Des loyers trop élevés. Première difficulté : les loyers et les charges sont bien trop élevés dans la capitale pour inciter les jeunes médecins à ouvrir un cabinet. Gérard Lyon, 65 ans, médecin généraliste dans le 17ème explique : “nous n’avons plus les moyens de payer les loyers. Dans le 17ème, le prix à l’achat est passé à 10.000 euros le mètre carré !”
David Azerad, 33 ans, est médecin remplaçant à Paris et en banlieue. Cela fait plusieurs années qu’il cherche à ouvrir avec d’autres médecins un cabinet dans la capitale. Le jeune généraliste confirme que le principal frein reste le loyer : “un loyer en zone rurale et un loyer à Paris, ce n’est pas la même chose”.
Contacté par Europe 1, Jean-Paul Ortiz, président de la Confédération des Syndicats Médicaux Français (CSMF), en appelle aux collectivités locales : “les déserts médicaux se trouvent aussi au coeur des grandes villes, cela fait des années que je le dis.
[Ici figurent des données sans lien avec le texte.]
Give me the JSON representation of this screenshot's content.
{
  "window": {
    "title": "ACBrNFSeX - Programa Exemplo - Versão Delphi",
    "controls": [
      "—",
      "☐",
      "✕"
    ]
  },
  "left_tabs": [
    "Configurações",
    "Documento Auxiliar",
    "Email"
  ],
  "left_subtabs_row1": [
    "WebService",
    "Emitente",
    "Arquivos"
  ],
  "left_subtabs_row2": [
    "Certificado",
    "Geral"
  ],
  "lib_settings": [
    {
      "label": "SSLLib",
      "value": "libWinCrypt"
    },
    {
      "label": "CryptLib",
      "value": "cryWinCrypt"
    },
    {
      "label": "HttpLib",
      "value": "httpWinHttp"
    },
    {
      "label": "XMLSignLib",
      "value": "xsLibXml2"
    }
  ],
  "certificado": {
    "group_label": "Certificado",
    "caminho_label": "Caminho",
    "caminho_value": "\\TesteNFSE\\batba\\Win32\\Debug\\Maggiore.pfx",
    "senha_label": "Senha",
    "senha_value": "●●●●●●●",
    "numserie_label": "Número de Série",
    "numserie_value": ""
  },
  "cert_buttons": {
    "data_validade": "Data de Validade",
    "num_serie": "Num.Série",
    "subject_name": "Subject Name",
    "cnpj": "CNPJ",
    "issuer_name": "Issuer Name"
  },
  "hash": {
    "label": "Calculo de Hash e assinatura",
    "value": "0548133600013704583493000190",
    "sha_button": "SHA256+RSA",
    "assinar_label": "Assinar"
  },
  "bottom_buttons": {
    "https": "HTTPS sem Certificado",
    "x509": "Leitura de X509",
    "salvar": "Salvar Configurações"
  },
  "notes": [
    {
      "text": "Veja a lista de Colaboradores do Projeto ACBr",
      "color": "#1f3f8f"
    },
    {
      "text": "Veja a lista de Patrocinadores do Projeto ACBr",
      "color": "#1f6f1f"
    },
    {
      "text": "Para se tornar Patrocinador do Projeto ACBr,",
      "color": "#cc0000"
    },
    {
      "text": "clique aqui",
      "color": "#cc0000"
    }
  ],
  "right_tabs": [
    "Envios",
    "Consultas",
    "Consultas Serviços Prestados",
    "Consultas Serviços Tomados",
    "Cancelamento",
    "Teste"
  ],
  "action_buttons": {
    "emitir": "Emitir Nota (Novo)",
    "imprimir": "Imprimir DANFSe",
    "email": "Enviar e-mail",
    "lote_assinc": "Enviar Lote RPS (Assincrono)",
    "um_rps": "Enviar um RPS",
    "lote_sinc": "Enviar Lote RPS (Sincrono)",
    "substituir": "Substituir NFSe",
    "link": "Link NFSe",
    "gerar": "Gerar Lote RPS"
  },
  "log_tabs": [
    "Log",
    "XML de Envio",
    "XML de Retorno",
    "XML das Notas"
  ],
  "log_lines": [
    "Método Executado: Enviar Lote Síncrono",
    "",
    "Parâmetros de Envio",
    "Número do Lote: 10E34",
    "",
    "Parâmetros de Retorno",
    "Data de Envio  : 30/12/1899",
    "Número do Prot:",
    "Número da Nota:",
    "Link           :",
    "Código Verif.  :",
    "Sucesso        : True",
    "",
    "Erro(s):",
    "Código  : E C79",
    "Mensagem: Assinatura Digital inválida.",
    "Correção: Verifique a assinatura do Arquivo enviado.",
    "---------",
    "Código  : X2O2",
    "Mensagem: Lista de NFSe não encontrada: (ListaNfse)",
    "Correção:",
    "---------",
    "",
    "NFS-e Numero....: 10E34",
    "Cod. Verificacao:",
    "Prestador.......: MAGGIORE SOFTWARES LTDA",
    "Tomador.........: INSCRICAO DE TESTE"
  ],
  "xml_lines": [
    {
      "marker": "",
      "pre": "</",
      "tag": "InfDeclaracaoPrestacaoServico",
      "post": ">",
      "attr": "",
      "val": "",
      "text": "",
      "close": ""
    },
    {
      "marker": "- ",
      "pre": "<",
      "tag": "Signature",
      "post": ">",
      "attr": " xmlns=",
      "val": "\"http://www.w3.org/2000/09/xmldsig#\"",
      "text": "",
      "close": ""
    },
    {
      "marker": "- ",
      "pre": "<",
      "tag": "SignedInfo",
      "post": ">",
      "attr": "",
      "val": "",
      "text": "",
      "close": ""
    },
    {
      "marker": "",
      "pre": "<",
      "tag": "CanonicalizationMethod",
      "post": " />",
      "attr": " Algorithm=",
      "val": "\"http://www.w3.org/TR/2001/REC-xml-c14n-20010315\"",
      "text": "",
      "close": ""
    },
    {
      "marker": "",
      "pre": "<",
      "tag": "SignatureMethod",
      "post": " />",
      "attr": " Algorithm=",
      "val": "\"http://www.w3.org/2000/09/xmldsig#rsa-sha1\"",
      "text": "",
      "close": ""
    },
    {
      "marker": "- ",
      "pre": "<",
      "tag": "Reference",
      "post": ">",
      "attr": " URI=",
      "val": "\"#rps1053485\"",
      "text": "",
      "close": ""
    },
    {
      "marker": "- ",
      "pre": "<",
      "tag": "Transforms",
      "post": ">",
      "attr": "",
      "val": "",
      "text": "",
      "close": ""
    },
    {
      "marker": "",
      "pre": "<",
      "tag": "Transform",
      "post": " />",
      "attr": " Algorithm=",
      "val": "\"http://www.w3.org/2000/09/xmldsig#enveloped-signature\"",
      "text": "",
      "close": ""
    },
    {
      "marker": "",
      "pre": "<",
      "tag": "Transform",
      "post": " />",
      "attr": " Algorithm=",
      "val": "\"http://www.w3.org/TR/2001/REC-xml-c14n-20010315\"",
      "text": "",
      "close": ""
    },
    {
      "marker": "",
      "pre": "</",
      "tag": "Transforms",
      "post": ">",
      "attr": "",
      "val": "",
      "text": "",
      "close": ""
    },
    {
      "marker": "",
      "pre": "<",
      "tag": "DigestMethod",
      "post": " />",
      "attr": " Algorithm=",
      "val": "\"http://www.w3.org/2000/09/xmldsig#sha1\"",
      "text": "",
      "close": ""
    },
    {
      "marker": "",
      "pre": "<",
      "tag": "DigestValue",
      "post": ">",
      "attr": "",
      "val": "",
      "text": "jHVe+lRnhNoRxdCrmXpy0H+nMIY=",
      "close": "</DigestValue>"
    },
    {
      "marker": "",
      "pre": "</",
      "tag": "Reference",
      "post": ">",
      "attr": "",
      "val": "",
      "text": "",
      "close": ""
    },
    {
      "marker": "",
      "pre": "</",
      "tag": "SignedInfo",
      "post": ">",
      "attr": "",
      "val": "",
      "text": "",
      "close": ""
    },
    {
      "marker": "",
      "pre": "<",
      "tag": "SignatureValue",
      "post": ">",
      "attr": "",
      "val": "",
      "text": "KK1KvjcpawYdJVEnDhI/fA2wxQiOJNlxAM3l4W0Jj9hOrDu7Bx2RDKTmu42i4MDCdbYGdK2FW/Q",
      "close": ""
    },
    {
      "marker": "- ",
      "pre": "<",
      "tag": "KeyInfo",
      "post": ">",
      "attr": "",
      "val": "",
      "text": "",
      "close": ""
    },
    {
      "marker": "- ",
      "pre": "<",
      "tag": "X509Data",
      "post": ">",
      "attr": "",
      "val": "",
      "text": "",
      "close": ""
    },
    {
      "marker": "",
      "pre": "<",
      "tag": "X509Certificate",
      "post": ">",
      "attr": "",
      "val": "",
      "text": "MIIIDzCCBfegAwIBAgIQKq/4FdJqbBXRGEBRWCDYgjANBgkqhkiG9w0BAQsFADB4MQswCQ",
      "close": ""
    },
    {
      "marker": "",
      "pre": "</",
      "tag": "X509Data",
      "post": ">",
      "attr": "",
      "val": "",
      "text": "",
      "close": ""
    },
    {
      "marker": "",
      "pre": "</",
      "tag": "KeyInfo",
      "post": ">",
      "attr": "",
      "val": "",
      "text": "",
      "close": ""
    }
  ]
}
Il faut qu’il y ait des mécanismes d’accompagnement des collectivités locales, elles doivent prendre leur responsabilité sur les locaux”.
Mise aux normes des cabinets. Autre problème : la mise aux normes des cabinets médicaux. Bon nombre de cabinets parisiens ne sont plus aux normes, notamment pour l'accessibilité aux handicapés. Situés dans les étages des immeubles parisiens, ces cabinets ne sont en effet pas accessibles aux personnes à mobilité réduite. Les réaménager coûterait très cher. Une situation peu attractive pour un jeune médecin qui voudrait reprendre un cabinet.
Non renouvellement de la profession. Gérard Lyon connait le problème par coeur : “dans le 17ème arrondissement, 51% des généralistes seront partis dans les neuf années qui arrivent. A l’échelle de Paris, la pyramide des âges est en réalité inversée. On trouve plus de 1000 généralistes qui ont 60 ans et plus alors que les trentenaires se comptent seulement en dizaines”. Les chiffres sont en effet éloquents. Sur l’ensemble du territoire parisien, la moyenne d’âge des médecins généralistes est de plus de 56 ans, contre 51 ans sur le territoire national, et 36% d’entre eux ont plus de 60 ans.
Luc Cherrati, 60 ans, médecin généraliste dans le 16ème, est un peu fataliste : J’aimerais que mon cabinet soit repris à ma retraite, mais je pense que ce sera difficile.” Le médecin explique que les jeunes ne sont pas intéressés par la médecine généraliste. “Il y a une pénurie qui s’installe, il me semble”, poursuit-il. “J’entends beaucoup de patients me dire qu’ils cherchent un médecin traitant mais beaucoup refusent car ils ont déjà trop de clientèle”.
David Azerad, le jeune médecin, préfère lui rester optimiste sur l’ouverture de son cabinet à Paris :”c’est compliqué mais je commence à faire des visites. C’est clair que le risque financier est supérieur à Paris par rapport aux zones rurales. Ce que j’espère, c’est un coup de pouce de la mairie pour l’installation”.
La mairie de Paris se saisit du problème. Justement, lors du dernier conseil de Paris fin octobre, la maire de la capitale, Anne Hidalgo a proposé un plan pour pallier au problème. Trois propositions ont été faites : étendre les horaires des centres municipaux jusqu’à 19 heures, une mesure expérimentée en 2013 et généralisée d’ici à juin 2015, aider à la création de maisons de santé pluridisciplinaire et soutenir l’installation de professionnels en secteur 1 et en exercice groupé. Pour cette dernière proposition, Paris proposera des locaux à loyers réduits. En contrepartie, les médecins devront s’engager s’implanter dans la durée et à mener des actions de santé publique sur le territoire parisien. Cette mesure sera proposée au Conseil de Paris en mars 2015 pour être opérationnelle dès le premier semestre 2015. L’avenir dira si ce plan suffit à inverser la tendance.